In a paper published in the journal BioScience, 43 wildlife wildlife experts from six continents issued a declaration calling on the world's leaders, regulatory agencies and governments of developed nations to recognize the peril facing the planet's large animals, also known as megafauna, and to act before it's too late.

"The more I look at the trends facing the world's largest terrestrial mammals, the more concerned I am we could lose these animals just as science is discovering how important they are to ecosystems and to the services they provide to people," William Ripple, professor of ecology in the College of Forestry at Oregon State University, said in a statement. "It's time to really think about conserving them because declines in their numbers and habitats are happening quickly."

The causes for the decline are numerous — expansion of grazing areas for livestock, illegal hunting, deforestation and human population growth among them — as is the list of affected species, ranging from well-known animals like gorillas and elephants to more obscure examples like the scimitar-horned oryx.

"Most mammalian megafauna face dramatic range contractions and population declines," the authors wrote. "In fact, 59 percent of the world's largest carnivores and 60 percent of the world's largest herbivores are classified as threatened with extinction on the International Union for the Conservation of Nature Red List. This situation is particularly dire in sub-Saharan Africa and Southeast Asia, home to the greatest diversity of extant megafauna."

The measures necessary to mitigate the extinction of some of the world's megafauna must be twofold, the authors wrote. First, governments and people need to intervene on a smaller scale specific to the needs of individual species. Secondly, large-scale policy shifts must be enacted to change the way people and animals interact.

And there's a model for these types of changes, the authors noted.

"The Range Wide Conservation Program for Cheetah and African Wild Dog provides a good model on how to enact conservation action across the massive scales required," said Sarah Durant, co-author and a wildlife biologist with the Wildlife Conservation Society and the Zoological Society of London.

"This program has established a consensus across key stakeholders in multiple countries on a common conservation goal and plan of action to reverse declines in these species. Frameworks like these help everyone to work together most effectively towards a common goal of conservation," she added.

The responsibility does not fall equally across the globe, the authors wrote, as often the countries in most dire need of reforms are the most ill-equipped to implement them.

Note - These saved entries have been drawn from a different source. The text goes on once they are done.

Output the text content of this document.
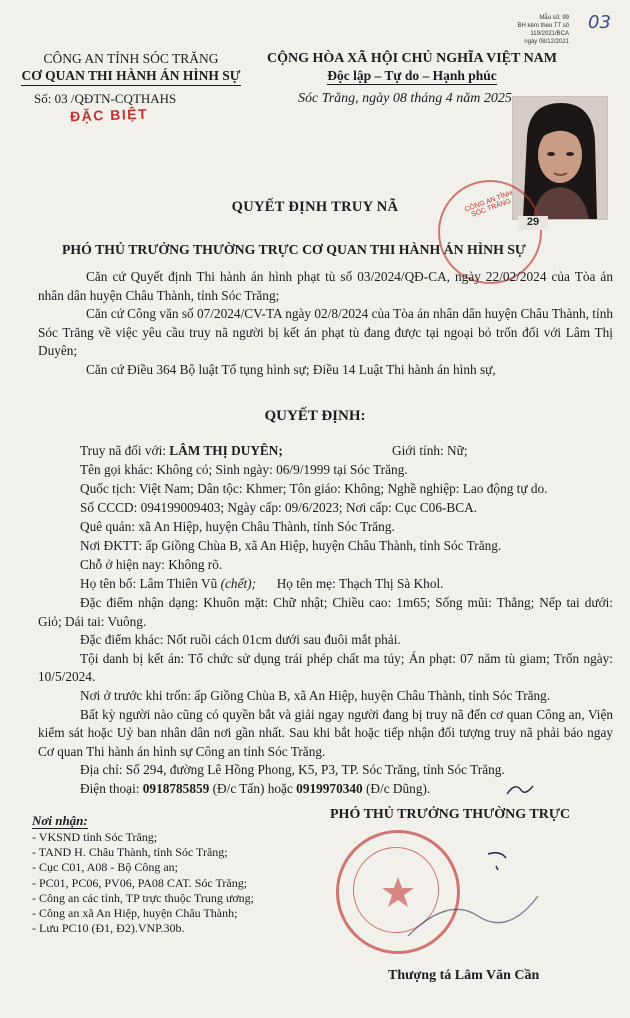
CÔNG AN TỈNH SÓC TRĂNG
CƠ QUAN THI HÀNH ÁN HÌNH SỰ
Số: 03 /QĐTN-CQTHAHS
ĐẶC BIỆT
Mẫu số: 99
BH kèm theo TT số 119/2021/BCA
ngày 08/12/2021
03
CỘNG HÒA XÃ HỘI CHỦ NGHĨA VIỆT NAM
Độc lập – Tự do – Hạnh phúc
Sóc Trăng, ngày 08 tháng 4 năm 2025
CÔNG AN TỈNH SÓC TRĂNG
29
QUYẾT ĐỊNH TRUY NÃ
PHÓ THỦ TRƯỞNG THƯỜNG TRỰC CƠ QUAN THI HÀNH ÁN HÌNH SỰ
Căn cứ Quyết định Thi hành án hình phạt tù số 03/2024/QĐ-CA, ngày 22/02/2024 của Tòa án nhân dân huyện Châu Thành, tỉnh Sóc Trăng;
Căn cứ Công văn số 07/2024/CV-TA ngày 02/8/2024 của Tòa án nhân dân huyện Châu Thành, tỉnh Sóc Trăng về việc yêu cầu truy nã người bị kết án phạt tù đang được tại ngoại bỏ trốn đối với Lâm Thị Duyên;
Căn cứ Điều 364 Bộ luật Tố tụng hình sự; Điều 14 Luật Thi hành án hình sự,
QUYẾT ĐỊNH:
Truy nã đối với: LÂM THỊ DUYÊN;	Giới tính: Nữ;
Tên gọi khác: Không có; Sinh ngày: 06/9/1999 tại Sóc Trăng.
Quốc tịch: Việt Nam; Dân tộc: Khmer; Tôn giáo: Không; Nghề nghiệp: Lao động tự do.
Số CCCD: 094199009403; Ngày cấp: 09/6/2023; Nơi cấp: Cục C06-BCA.
Quê quán: xã An Hiệp, huyện Châu Thành, tỉnh Sóc Trăng.
Nơi ĐKTT: ấp Giồng Chùa B, xã An Hiệp, huyện Châu Thành, tỉnh Sóc Trăng.
Chỗ ở hiện nay: Không rõ.
Họ tên bố: Lâm Thiên Vũ (chết); Họ tên mẹ: Thạch Thị Sà Khol.
Đặc điểm nhận dạng: Khuôn mặt: Chữ nhật; Chiều cao: 1m65; Sống mũi: Thẳng; Nếp tai dưới: Giỏ; Dái tai: Vuông.
Đặc điểm khác: Nốt ruồi cách 01cm dưới sau đuôi mắt phải.
Tội danh bị kết án: Tổ chức sử dụng trái phép chất ma túy; Án phạt: 07 năm tù giam; Trốn ngày: 10/5/2024.
Nơi ở trước khi trốn: ấp Giồng Chùa B, xã An Hiệp, huyện Châu Thành, tỉnh Sóc Trăng.
Bất kỳ người nào cũng có quyền bắt và giải ngay người đang bị truy nã đến cơ quan Công an, Viện kiểm sát hoặc Uỷ ban nhân dân nơi gần nhất. Sau khi bắt hoặc tiếp nhận đối tượng truy nã phải báo ngay Cơ quan Thi hành án hình sự Công an tỉnh Sóc Trăng.
Địa chỉ: Số 294, đường Lê Hồng Phong, K5, P3, TP. Sóc Trăng, tỉnh Sóc Trăng.
Điện thoại: 0918785859 (Đ/c Tấn) hoặc 0919970340 (Đ/c Dũng).
Nơi nhận:
- VKSND tỉnh Sóc Trăng;
- TAND H. Châu Thành, tỉnh Sóc Trăng;
- Cục C01, A08 - Bộ Công an;
- PC01, PC06, PV06, PA08 CAT. Sóc Trăng;
- Công an các tỉnh, TP trực thuộc Trung ương;
- Công an xã An Hiệp, huyện Châu Thành;
- Lưu PC10 (Đ1, Đ2).VNP.30b.
PHÓ THỦ TRƯỞNG THƯỜNG TRỰC
Thượng tá Lâm Văn Cần
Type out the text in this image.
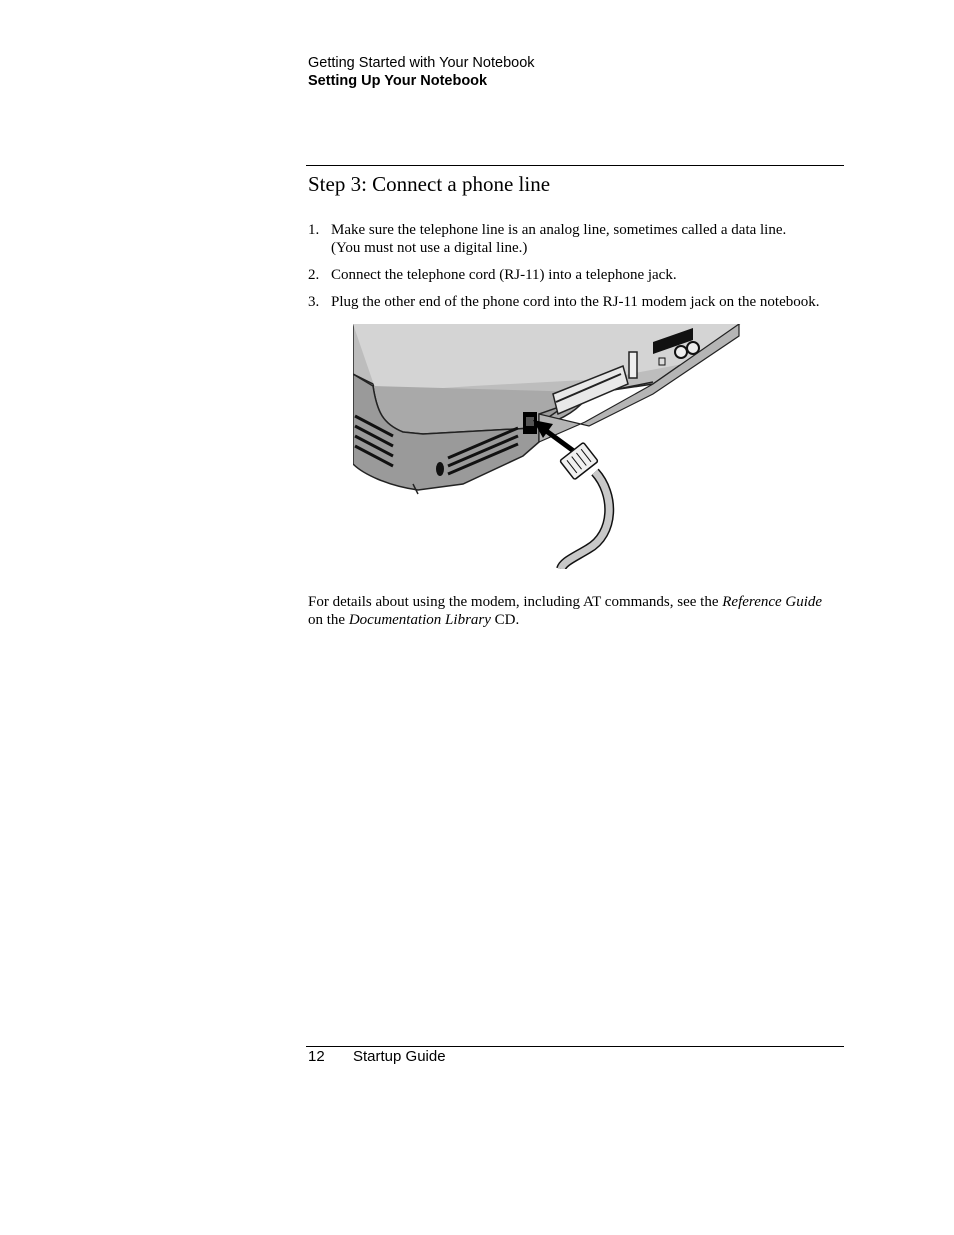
Getting Started with Your Notebook
Setting Up Your Notebook
Step 3: Connect a phone line
1. Make sure the telephone line is an analog line, sometimes called a data line.
(You must not use a digital line.)
2. Connect the telephone cord (RJ-11) into a telephone jack.
3. Plug the other end of the phone cord into the RJ-11 modem jack on the notebook.
For details about using the modem, including AT commands, see the Reference Guide on the Documentation Library CD.
12 Startup Guide
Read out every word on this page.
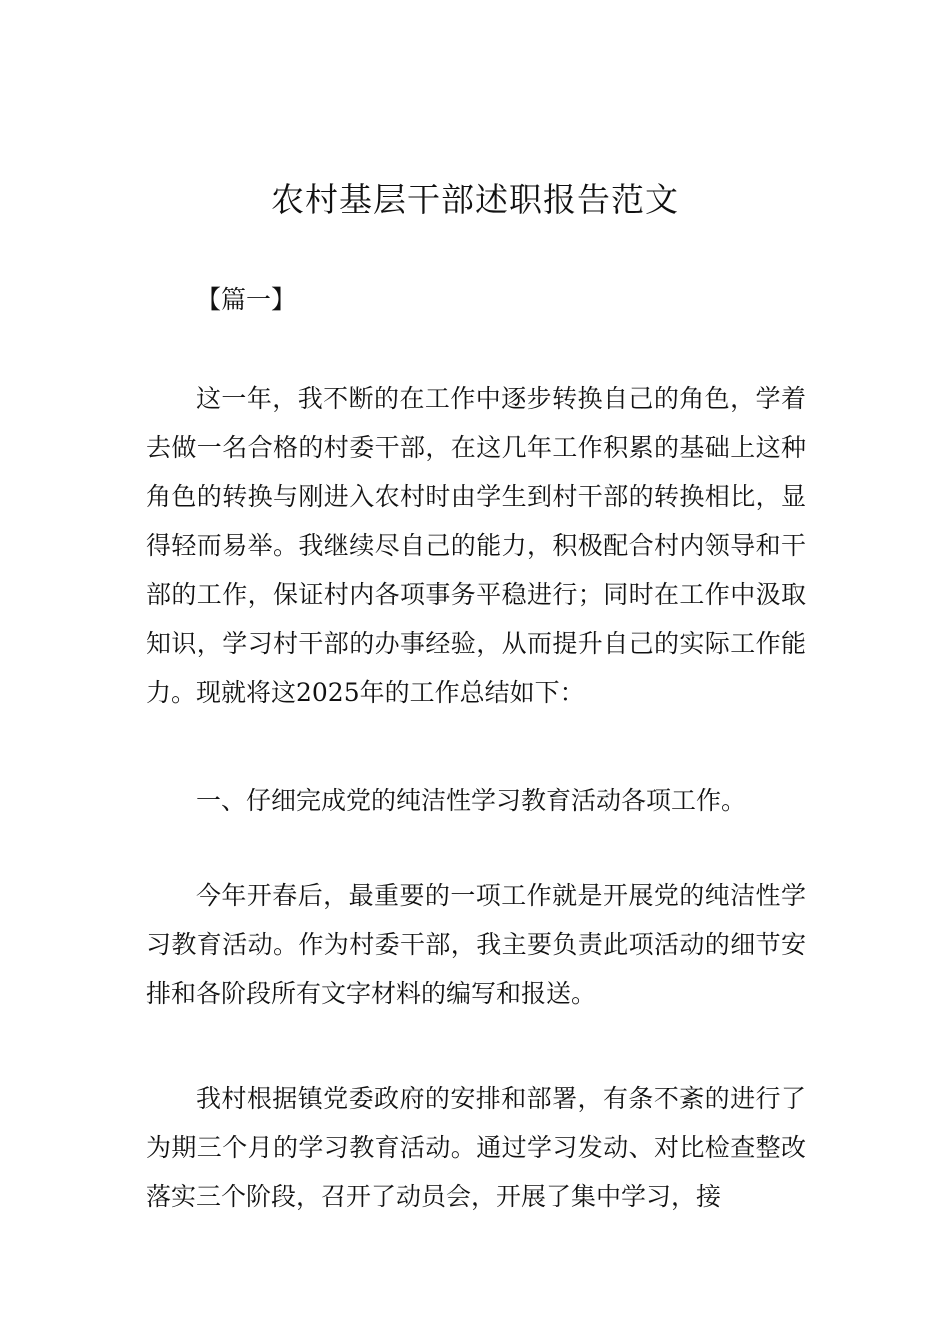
农村基层干部述职报告范文

【篇一】

这一年，我不断的在工作中逐步转换自己的角色，学着去做一名合格的村委干部，在这几年工作积累的基础上这种角色的转换与刚进入农村时由学生到村干部的转换相比，显得轻而易举。我继续尽自己的能力，积极配合村内领导和干部的工作，保证村内各项事务平稳进行；同时在工作中汲取知识，学习村干部的办事经验，从而提升自己的实际工作能力。现就将这2025年的工作总结如下：

一、仔细完成党的纯洁性学习教育活动各项工作。

今年开春后，最重要的一项工作就是开展党的纯洁性学习教育活动。作为村委干部，我主要负责此项活动的细节安排和各阶段所有文字材料的编写和报送。

我村根据镇党委政府的安排和部署，有条不紊的进行了为期三个月的学习教育活动。通过学习发动、对比检查整改落实三个阶段，召开了动员会，开展了集中学习，接
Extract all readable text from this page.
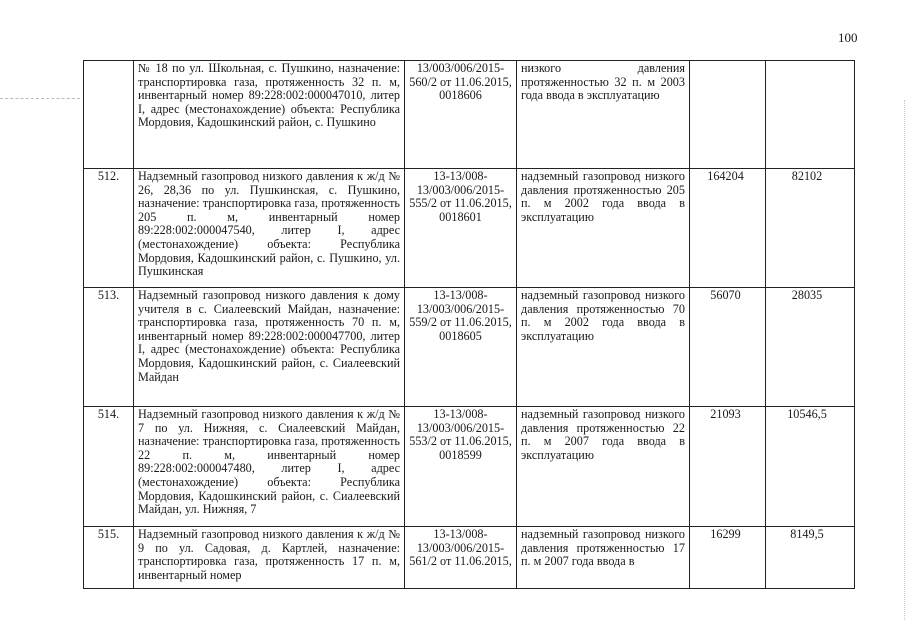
100
	№ 18 по ул. Школьная, с. Пушкино, назначение: транспортировка газа, протяженность 32 п. м, инвентарный номер 89:228:002:000047010, литер I, адрес (местонахождение) объекта: Республика Мордовия, Кадошкинский район, с. Пушкино	13/003/006/2015-560/2 от 11.06.2015, 0018606	низкого давления протяженностью 32 п. м 2003 года ввода в эксплуатацию		
512.	Надземный газопровод низкого давления к ж/д № 26, 28,36 по ул. Пушкинская, с. Пушкино, назначение: транспортировка газа, протяженность 205 п. м, инвентарный номер 89:228:002:000047540, литер I, адрес (местонахождение) объекта: Республика Мордовия, Кадошкинский район, с. Пушкино, ул. Пушкинская	13-13/008-13/003/006/2015-555/2 от 11.06.2015, 0018601	надземный газопровод низкого давления протяженностью 205 п. м 2002 года ввода в эксплуатацию	164204	82102
513.	Надземный газопровод низкого давления к дому учителя в с. Сиалеевский Майдан, назначение: транспортировка газа, протяженность 70 п. м, инвентарный номер 89:228:002:000047700, литер I, адрес (местонахождение) объекта: Республика Мордовия, Кадошкинский район, с. Сиалеевский Майдан	13-13/008-13/003/006/2015-559/2 от 11.06.2015, 0018605	надземный газопровод низкого давления протяженностью 70 п. м 2002 года ввода в эксплуатацию	56070	28035
514.	Надземный газопровод низкого давления к ж/д № 7 по ул. Нижняя, с. Сиалеевский Майдан, назначение: транспортировка газа, протяженность 22 п. м, инвентарный номер 89:228:002:000047480, литер I, адрес (местонахождение) объекта: Республика Мордовия, Кадошкинский район, с. Сиалеевский Майдан, ул. Нижняя, 7	13-13/008-13/003/006/2015-553/2 от 11.06.2015, 0018599	надземный газопровод низкого давления протяженностью 22 п. м 2007 года ввода в эксплуатацию	21093	10546,5
515.	Надземный газопровод низкого давления к ж/д № 9 по ул. Садовая, д. Картлей, назначение: транспортировка газа, протяженность 17 п. м, инвентарный номер	13-13/008-13/003/006/2015-561/2 от 11.06.2015,	надземный газопровод низкого давления протяженностью 17 п. м 2007 года ввода в	16299	8149,5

"Therefore," they wrote, "the onus is on developed countries, which have long ago lost most of their megafauna," to conserve their native species and support initiatives in other regions.

"We must not go quietly into this impoverished future," the authors wrote. "Rather, we believe it is our collective responsibility, as scientists who study megafauna, to act to prevent their decline. We therefore present a call to the broader international community to join together in conserving the remaining terrestrial megafauna."